Thierry Henry a porté le maillot bleu à 123 reprises et marqué 51 buts (photo Archives FFF). 

 SON ŒIL SUR... 
 La sélection Espoirs 

« Avoir la culture de la gagne »

« J’ai parfois le sentiment que cette sélection Espoirs est prise comme une punition. Ce n’est pas toujours évident de devoir revenir en Espoirs quand on a été proche des A, en termes d’émotion. J’ai connu cela. C’est une sélection importante que l’on doit respecter comme toute sélection, même s’il n’y a pas les étoiles sur le maillot. Le coq est là. C’est une équipe de France avec laquelle on doit développer une culture de la gagne. C’est un super tremplin pour passer au-dessus. Gagner le titre de champion d’Europe est difficile, on ne l’a pas fait depuis 1988. Pas mal de générations auraient pu le faire. Je tiens à rendre hommage à Sylvain Ripoll (son prédecesseur) qui a effectué un travail extraordinaire, avec des générations différentes. L’Équipe de France Espoirs ne s’était plus qualifiée pour l’Euro depuis un moment. Il a souvent été loin. Chapeau bas, même s’il n’y a pas eu la victoire au bout. Ces matches de qualification sont durs à jouer et à gagner. Les gens n’ont pas la perception de la difficulté que cela représente. C’est flatteur d’entendre que les jeunes avaient hâte de m’avoir en tant que coach, je suis vraiment content de leur réaction. Ils se basent sur mon vécu de joueur, sur ce qu’ils ont entendu. Les gens en parlent. Mais j’essaye de ne pas toujours me retourner sur ce que j’ai fait et de sortir le plus vite possible de ça. C’est fini. Maintenant, c’est différent. On va essayer d’avancer avec une nouvelle génération. Il faut travailler et aller chercher cette qualification. Les JO ? Bien sûr. Participer aux JO, dans son pays, c’est le rêve de tous. »


Thierry Henry avec ses Espoirs lors de France-Danemark en septembre 2023 (photo Pauline CARRÉ / APL / FFF). 

 SON ŒIL SUR... 
 Le maillot bleu 

« Le Coq est plus qu’un symbole »

« J’ai tout de suite senti une grosse envie, autant du côté de la FFF de m’accueillir que de mon côté de venir. J’ai en moi l’amour des Bleus et du maillot. J’ai dû le mettre un temps de côté lorsque le travail m’a appelé ailleurs. Cela a été difficile. Je suis vraiment content d’être de retour.

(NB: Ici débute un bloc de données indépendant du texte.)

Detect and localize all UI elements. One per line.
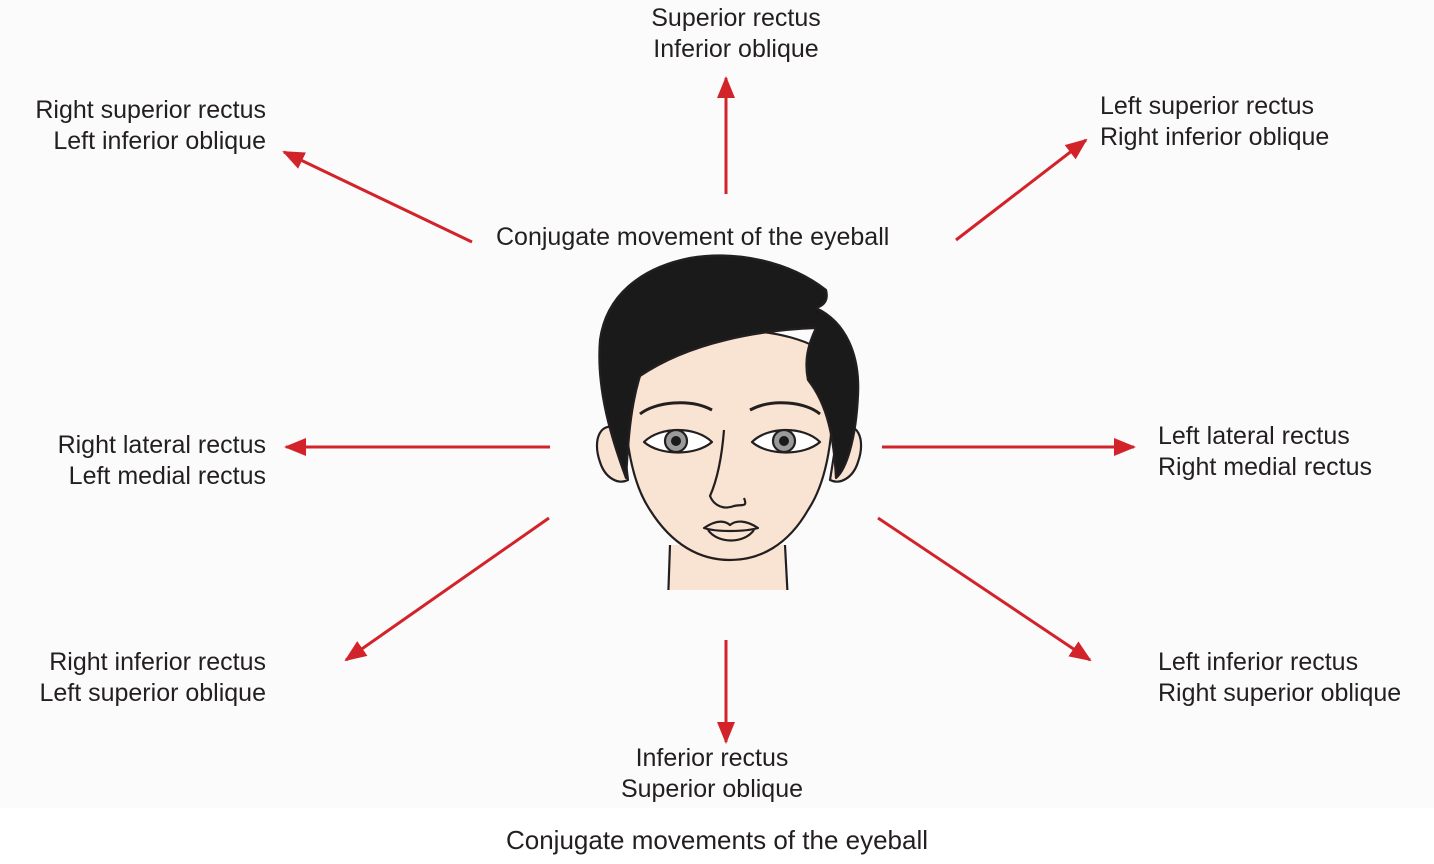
- right-eyebrow: [749, 401, 821, 416]
- label-up-left: Right superior rectus Left inferior obli…: [0, 95, 266, 157]
- label-left: Right lateral rectus Left medial rectus: [0, 430, 266, 492]
- label-up-right: Left superior rectus Right inferior obli…: [1100, 91, 1329, 153]
- label-right-line2: Right medial rectus: [1158, 453, 1372, 481]
- label-down-left: Right inferior rectus Left superior obli…: [0, 647, 266, 709]
- label-down-line2: Superior oblique: [620, 775, 804, 803]
- label-down-right: Left inferior rectus Right superior obli…: [1158, 647, 1401, 709]
- label-down-left-line1: Right inferior rectus: [49, 648, 266, 676]
- face-illustration: [595, 254, 863, 612]
- label-up-right-line2: Right inferior oblique: [1100, 123, 1330, 151]
- mouth-lower: [707, 529, 755, 542]
- arrow-up-left: [282, 150, 473, 244]
- mouth-upper: [702, 520, 760, 533]
- label-left-line1: Right lateral rectus: [57, 431, 266, 459]
- label-down-line1: Inferior rectus: [635, 744, 789, 772]
- left-pupil: [671, 436, 681, 446]
- label-up-left-line1: Right superior rectus: [35, 96, 266, 124]
- label-left-line2: Left medial rectus: [68, 462, 266, 490]
- right-pupil: [779, 436, 789, 446]
- label-up-left-line2: Left inferior oblique: [53, 127, 266, 155]
- arrow-down-right: [877, 516, 1092, 662]
- label-up: Superior rectus Inferior oblique: [636, 3, 836, 65]
- label-down-left-line2: Left superior oblique: [39, 679, 266, 707]
- nose: [708, 429, 747, 509]
- label-up-line1: Superior rectus: [651, 4, 821, 32]
- face: [623, 328, 835, 562]
- left-eyebrow: [639, 401, 713, 416]
- label-down-right-line1: Left inferior rectus: [1158, 648, 1359, 676]
- arrow-up-right: [955, 138, 1088, 242]
- label-down: Inferior rectus Superior oblique: [602, 743, 822, 805]
- label-up-right-line1: Left superior rectus: [1100, 92, 1314, 120]
- label-right-line1: Left lateral rectus: [1158, 422, 1350, 450]
- label-right: Left lateral rectus Right medial rectus: [1158, 421, 1372, 483]
- center-label: Conjugate movement of the eyeball: [496, 223, 890, 251]
- label-up-line2: Inferior oblique: [653, 35, 819, 63]
- arrow-down-left: [344, 516, 550, 662]
- label-down-right-line2: Right superior oblique: [1158, 679, 1402, 707]
- hair: [598, 254, 860, 480]
- figure-caption: Conjugate movements of the eyeball: [505, 825, 929, 855]
- diagram-canvas: [282, 76, 1136, 744]
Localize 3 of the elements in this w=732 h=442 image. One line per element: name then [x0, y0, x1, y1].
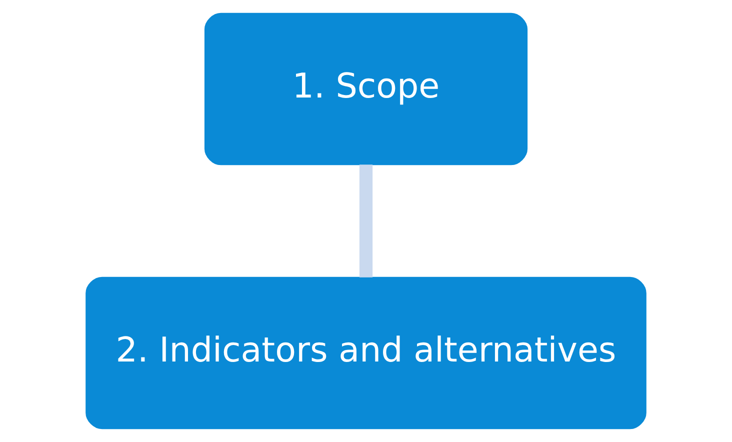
node-box: 1. Scope [204, 12, 528, 166]
connector [359, 164, 373, 278]
node-box: 2. Indicators and alternatives [86, 276, 646, 430]
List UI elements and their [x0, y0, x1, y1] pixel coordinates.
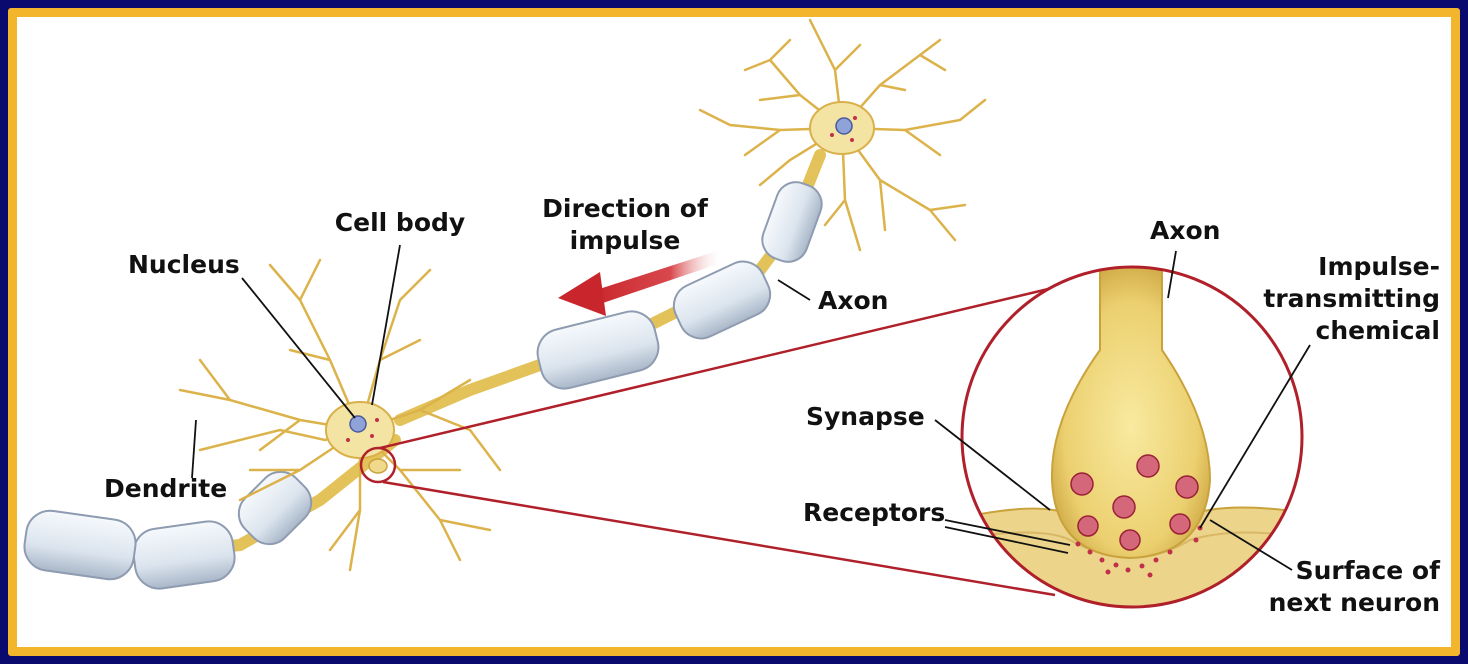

Le coq est plus qu’un symbole. J’ai joué pratiquement dans toutes les sélections. J’ai gagné et perdu des grandes finales avec ce maillot, j’ai ri et pleuré avec ce maillot. Cette fois, je mets le survê-tement. Retourner à Claire-fon-taine, toucher les équipements, j’étais un peu comme un gosse. C’est un retour aux sources. Cela faisait longtemps que je n’étais pas revenu à la FFF. C’est un honneur, une joie. Le coq, l’hymne, pouvoir chanter La Marseillaise ailleurs qu’à la maison. Pas mal de choses se sont passées dans ma tête, j’ai pensé à beaucoup de choses. »  


12 juillet 1998 : aux côtés de Laurent Blanc, Didier Deschamps et Marcel Desailly, le jeune attaquant international, alors âgé de 20 ans, savoure le premier titre de champion du monde du football français (photo PIXSELL / ICON SPORT).